The album opens with an energetically atmospheric mood piece. The first of the fullscale songs, They Do I Do, has a rising, anthemic quality, moody keys contrasting with nimble acoustic and electric guitar textures, Ishibashi singing with a brooding focus and intensity. The trippy trip-hop nocturne Edge of the Woods builds a cinematic tableau, dark piano anchoring psychedelic layers of keys, Ishibashi once again building to angst-fueled peaks. Android Witness – how’s that for a thought-provoking title? – opens with an art-rock grandeur fueled by what sounds like an old Juno synth and gives Ishibashi a long launching pad for her soaring vocals.

Tarrytown has a wistful, spiky folk-pop feel, the ukulele mingling with layers of guitar – Ishuira’s terse slide guitar and banjo are unselfconsciously gorgeous.

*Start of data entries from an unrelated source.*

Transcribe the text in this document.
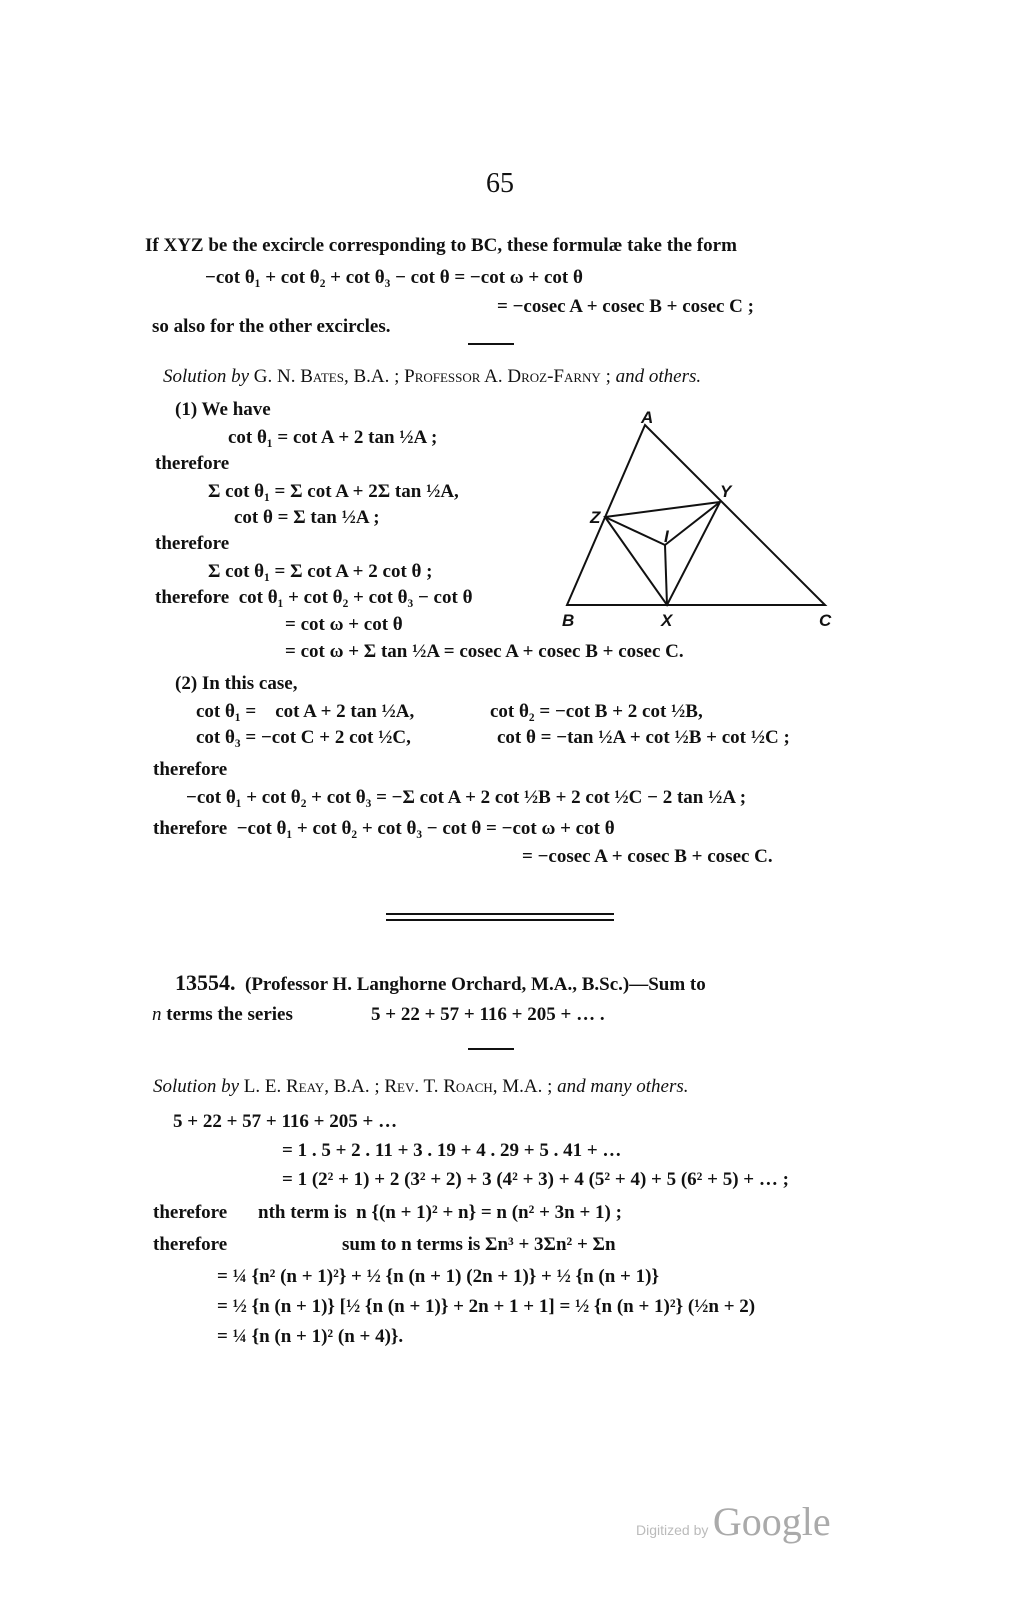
65
If XYZ be the excircle corresponding to BC, these formulæ take the form
−cot θ₁ + cot θ₂ + cot θ₃ − cot θ = −cot ω + cot θ
= −cosec A + cosec B + cosec C ;
so also for the other excircles.
Solution by G. N. Bates, B.A. ; Professor A. Droz-Farny ; and others.
(1) We have
cot θ₁ = cot A + 2 tan ½A ;
therefore
Σ cot θ₁ = Σ cot A + 2Σ tan ½A,
cot θ = Σ tan ½A ;
therefore
Σ cot θ₁ = Σ cot A + 2 cot θ ;
therefore  cot θ₁ + cot θ₂ + cot θ₃ − cot θ
= cot ω + cot θ
= cot ω + Σ tan ½A = cosec A + cosec B + cosec C.
(2) In this case,
cot θ₁ =    cot A + 2 tan ½A,	cot θ₂ = −cot B + 2 cot ½B,
cot θ₃ = −cot C + 2 cot ½C,	cot θ = −tan ½A + cot ½B + cot ½C ;
therefore
−cot θ₁ + cot θ₂ + cot θ₃ = −Σ cot A + 2 cot ½B + 2 cot ½C − 2 tan ½A ;
therefore  −cot θ₁ + cot θ₂ + cot θ₃ − cot θ = −cot ω + cot θ
= −cosec A + cosec B + cosec C.
A
Y
Z
I
B	X	C
13554. (Professor H. Langhorne Orchard, M.A., B.Sc.)—Sum to
n terms the series	5 + 22 + 57 + 116 + 205 + … .
Solution by L. E. Reay, B.A. ; Rev. T. Roach, M.A. ; and many others.
5 + 22 + 57 + 116 + 205 + …
= 1 . 5 + 2 . 11 + 3 . 19 + 4 . 29 + 5 . 41 + …
= 1 (2² + 1) + 2 (3² + 2) + 3 (4² + 3) + 4 (5² + 4) + 5 (6² + 5) + … ;
therefore nth term is  n {(n + 1)² + n} = n (n² + 3n + 1) ;
therefore	sum to n terms is Σn³ + 3Σn² + Σn
= ¼ {n² (n + 1)²} + ½ {n (n + 1) (2n + 1)} + ½ {n (n + 1)}
= ½ {n (n + 1)} [½ {n (n + 1)} + 2n + 1 + 1] = ½ {n (n + 1)²} (½n + 2)
= ¼ {n (n + 1)² (n + 4)}.
Digitized by Google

Estes – presumably not about the former Mets pitcher – keeps the sprightly folk-pop vibe going. And what is it with all these J-pop bands and their food obsessions? In this case, it’s a bagel…and coffee at 6 AM, yikes! The duo follow that with a brief, woozy take on Pat Metheny pastoral cinematics.

The album’s best track, Heaven, teases the hell out of you: just when you’re wishing the two would hit an explosive, titanic art-rock peak, Ishuira stomps on his distortion pedal and does exactly that. The escape anthem Deer emerges from a long atmospheric intro and then picks up steam; the album closes with the toweringly beautiful, crescendoing, bitterweeet anthem Fields.

At this point, nous sommes tous Charlie but we’re also all Japanese since the Fukushima reactor keeps leaking into the Pacific and we’re all going to die if we don’t stop it. In the meantime, we should all be enjoying Japanese music, not only because so much of it is good, but also because too many of the people who make it are going to die young. Thank you, American technology.